We're having a medium sized Kubernetes cluster. So imagine a situation where approximately 70 pods are being connecting to a one socket server. It works fine most of the time, however, from time to time one or two pods just fail to resolve k8s DNS, and it times out with the following error:
Error: dial tcp: lookup thishost.production.svc.cluster.local on 10.32.0.10:53: read udp 100.65.63.202:36638->100.64.209.61:53: i/o timeout at
What we noticed is that this is not the only service that's failing intermittently. Other services experience that from time to time. We used to ignore it, since it was very random and rate, however in the above case that is very noticeable. The only solution is to actually kill the faulty pod. (Restarting doesn't help)
Has anyone experienced this? Do you have any tips on how to debug it/ fix?
It almost feels as if it's beyond our expertise and is fully related to the internals of the DNS resolver.
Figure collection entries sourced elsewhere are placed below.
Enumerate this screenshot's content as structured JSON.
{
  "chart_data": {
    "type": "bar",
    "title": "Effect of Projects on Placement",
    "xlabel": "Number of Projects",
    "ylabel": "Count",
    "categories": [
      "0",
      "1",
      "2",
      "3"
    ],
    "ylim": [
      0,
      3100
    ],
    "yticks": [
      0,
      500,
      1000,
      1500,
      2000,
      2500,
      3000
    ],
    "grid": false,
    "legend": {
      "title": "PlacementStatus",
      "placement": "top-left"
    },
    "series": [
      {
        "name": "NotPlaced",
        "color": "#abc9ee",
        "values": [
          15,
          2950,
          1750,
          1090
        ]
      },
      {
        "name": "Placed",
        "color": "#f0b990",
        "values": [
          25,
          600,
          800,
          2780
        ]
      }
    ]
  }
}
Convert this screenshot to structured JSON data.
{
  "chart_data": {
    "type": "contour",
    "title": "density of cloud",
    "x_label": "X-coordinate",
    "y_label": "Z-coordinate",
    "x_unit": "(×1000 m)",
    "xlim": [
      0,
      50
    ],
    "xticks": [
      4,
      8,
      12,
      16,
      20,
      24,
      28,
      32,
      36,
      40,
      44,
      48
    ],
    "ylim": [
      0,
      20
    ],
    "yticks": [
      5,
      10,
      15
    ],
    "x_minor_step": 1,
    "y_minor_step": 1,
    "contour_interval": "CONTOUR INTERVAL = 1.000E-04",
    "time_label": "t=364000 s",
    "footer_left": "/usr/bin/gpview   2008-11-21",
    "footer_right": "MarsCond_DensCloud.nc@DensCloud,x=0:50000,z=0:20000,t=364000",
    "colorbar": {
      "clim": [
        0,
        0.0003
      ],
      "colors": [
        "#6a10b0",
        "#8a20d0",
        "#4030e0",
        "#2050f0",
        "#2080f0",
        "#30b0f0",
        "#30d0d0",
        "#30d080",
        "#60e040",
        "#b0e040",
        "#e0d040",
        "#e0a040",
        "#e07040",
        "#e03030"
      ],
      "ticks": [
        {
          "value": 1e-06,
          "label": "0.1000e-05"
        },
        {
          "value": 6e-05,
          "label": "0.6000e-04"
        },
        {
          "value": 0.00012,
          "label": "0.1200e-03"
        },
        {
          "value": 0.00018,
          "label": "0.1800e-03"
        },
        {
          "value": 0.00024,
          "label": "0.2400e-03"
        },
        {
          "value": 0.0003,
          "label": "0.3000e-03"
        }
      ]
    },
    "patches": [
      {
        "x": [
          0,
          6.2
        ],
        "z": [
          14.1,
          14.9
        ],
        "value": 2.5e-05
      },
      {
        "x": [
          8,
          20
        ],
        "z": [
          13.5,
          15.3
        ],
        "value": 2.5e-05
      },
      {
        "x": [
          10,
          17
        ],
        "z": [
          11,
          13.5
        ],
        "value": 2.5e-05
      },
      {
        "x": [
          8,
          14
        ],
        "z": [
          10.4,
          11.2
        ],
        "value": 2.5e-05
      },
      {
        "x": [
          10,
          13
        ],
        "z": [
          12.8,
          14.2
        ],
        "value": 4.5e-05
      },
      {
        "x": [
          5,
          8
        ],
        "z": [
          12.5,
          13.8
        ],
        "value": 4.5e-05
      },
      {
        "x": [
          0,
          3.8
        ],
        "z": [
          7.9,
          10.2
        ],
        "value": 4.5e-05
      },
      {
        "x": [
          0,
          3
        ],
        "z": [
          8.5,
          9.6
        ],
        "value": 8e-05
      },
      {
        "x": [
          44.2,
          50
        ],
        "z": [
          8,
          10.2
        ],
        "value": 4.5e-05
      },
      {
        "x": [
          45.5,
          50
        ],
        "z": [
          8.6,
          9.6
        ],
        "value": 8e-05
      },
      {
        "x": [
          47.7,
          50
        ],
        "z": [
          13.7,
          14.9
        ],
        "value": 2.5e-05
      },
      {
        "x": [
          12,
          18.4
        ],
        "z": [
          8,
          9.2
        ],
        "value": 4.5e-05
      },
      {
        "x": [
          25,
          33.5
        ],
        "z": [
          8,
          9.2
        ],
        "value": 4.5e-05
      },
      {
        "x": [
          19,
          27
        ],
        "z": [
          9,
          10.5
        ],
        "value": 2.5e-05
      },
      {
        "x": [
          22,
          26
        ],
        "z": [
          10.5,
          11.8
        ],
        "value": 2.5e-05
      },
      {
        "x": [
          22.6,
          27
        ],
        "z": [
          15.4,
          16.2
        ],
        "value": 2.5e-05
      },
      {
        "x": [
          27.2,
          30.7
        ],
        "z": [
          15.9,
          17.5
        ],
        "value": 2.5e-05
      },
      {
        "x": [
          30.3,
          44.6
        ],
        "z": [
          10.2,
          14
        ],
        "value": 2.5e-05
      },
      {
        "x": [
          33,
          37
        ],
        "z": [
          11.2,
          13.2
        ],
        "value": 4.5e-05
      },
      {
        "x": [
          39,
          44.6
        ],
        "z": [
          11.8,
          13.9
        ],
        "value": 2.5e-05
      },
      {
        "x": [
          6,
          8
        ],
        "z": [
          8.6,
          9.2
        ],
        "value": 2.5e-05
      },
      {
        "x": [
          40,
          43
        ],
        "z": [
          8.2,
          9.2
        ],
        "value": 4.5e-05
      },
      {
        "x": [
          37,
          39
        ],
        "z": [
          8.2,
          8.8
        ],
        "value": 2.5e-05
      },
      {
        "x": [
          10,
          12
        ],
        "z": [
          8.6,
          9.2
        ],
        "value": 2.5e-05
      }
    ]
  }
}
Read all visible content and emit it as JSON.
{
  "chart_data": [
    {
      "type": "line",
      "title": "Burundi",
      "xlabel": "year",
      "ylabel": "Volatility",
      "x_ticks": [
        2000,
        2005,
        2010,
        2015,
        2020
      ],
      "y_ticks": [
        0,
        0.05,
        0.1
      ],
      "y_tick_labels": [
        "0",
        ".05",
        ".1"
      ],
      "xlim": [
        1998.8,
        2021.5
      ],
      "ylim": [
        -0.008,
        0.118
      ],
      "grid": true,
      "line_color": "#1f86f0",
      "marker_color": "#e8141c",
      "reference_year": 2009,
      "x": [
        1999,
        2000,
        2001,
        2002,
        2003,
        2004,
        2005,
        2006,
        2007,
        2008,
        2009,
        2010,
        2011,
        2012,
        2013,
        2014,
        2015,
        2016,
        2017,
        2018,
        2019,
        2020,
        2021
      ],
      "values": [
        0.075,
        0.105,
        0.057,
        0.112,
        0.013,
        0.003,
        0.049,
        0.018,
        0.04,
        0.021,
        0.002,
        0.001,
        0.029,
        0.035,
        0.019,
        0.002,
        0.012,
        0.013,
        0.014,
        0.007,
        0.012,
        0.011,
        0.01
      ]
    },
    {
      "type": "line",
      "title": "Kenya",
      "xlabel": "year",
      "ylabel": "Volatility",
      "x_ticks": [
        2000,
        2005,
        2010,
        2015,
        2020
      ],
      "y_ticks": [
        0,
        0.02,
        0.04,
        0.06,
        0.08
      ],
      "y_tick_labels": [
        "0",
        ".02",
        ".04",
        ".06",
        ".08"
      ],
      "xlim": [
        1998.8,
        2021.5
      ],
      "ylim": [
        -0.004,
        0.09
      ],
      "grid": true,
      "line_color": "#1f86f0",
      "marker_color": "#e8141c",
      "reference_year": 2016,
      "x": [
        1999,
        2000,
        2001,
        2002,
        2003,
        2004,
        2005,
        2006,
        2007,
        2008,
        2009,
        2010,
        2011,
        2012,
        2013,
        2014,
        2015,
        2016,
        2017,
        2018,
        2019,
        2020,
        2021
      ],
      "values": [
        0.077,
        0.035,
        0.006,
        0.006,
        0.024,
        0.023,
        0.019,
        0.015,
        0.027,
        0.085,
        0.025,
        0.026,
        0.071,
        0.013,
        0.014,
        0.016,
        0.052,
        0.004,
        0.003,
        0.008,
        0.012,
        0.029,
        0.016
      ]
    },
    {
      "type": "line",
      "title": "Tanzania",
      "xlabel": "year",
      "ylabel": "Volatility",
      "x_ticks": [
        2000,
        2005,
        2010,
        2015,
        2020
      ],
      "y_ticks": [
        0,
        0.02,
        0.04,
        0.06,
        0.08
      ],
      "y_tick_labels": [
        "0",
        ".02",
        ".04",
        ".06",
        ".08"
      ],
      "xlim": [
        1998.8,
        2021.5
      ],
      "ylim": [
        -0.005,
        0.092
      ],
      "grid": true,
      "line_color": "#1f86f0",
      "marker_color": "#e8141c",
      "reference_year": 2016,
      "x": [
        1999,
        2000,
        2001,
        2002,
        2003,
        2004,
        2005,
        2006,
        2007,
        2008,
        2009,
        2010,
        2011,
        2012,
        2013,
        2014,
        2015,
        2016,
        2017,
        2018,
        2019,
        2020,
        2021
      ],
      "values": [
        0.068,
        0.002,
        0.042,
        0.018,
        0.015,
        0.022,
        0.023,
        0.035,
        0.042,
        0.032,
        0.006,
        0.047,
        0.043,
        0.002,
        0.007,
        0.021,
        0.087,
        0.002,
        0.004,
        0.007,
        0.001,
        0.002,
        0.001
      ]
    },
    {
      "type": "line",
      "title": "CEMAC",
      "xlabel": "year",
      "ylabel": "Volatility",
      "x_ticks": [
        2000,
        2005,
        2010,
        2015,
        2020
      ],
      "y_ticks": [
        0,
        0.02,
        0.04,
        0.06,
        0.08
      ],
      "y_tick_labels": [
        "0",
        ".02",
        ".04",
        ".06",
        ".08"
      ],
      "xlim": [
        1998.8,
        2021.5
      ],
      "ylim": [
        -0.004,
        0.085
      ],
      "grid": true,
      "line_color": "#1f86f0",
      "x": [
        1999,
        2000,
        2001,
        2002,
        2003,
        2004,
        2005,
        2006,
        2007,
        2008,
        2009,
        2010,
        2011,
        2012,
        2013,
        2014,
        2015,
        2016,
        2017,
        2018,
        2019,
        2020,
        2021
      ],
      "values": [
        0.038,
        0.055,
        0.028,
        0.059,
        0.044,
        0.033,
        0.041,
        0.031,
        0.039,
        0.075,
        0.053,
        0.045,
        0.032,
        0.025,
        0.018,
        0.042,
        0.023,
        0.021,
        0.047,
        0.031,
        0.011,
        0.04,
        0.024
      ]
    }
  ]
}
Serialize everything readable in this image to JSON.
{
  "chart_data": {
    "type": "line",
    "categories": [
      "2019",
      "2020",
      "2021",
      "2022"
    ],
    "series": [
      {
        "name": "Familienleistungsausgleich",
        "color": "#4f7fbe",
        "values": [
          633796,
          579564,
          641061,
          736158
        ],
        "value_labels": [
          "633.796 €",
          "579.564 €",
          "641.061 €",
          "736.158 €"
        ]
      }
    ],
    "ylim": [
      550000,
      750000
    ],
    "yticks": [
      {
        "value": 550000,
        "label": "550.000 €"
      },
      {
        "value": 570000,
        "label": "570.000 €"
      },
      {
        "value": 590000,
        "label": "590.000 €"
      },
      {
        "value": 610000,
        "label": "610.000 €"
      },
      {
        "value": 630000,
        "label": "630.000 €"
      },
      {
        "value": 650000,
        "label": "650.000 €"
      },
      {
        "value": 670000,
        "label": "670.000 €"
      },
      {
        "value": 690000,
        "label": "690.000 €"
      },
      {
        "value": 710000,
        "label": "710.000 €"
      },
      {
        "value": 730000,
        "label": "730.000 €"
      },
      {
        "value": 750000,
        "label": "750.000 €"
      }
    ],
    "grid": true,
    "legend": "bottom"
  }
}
Kubernetes version: 1.23.4 Container Network: cilium
this issue most probably will be related to the CNI. I would suggest following the link to debug the issue: https://kubernetes.io/docs/tasks/administer-cluster/dns-debugging-resolution/
and to be able to help you we need more information:
is this cluster on-premise or cloud?
what are you using for CNI?
how many nodes are running and are they all in the same subnet? if yes, dose they have other interfaces?
share the below command result.
kubectl get pods --namespace=kube-system -l k8s-app=kube-dns -o wide
when you restart the pod to solve the issue temp does it stay on the same node or does it change?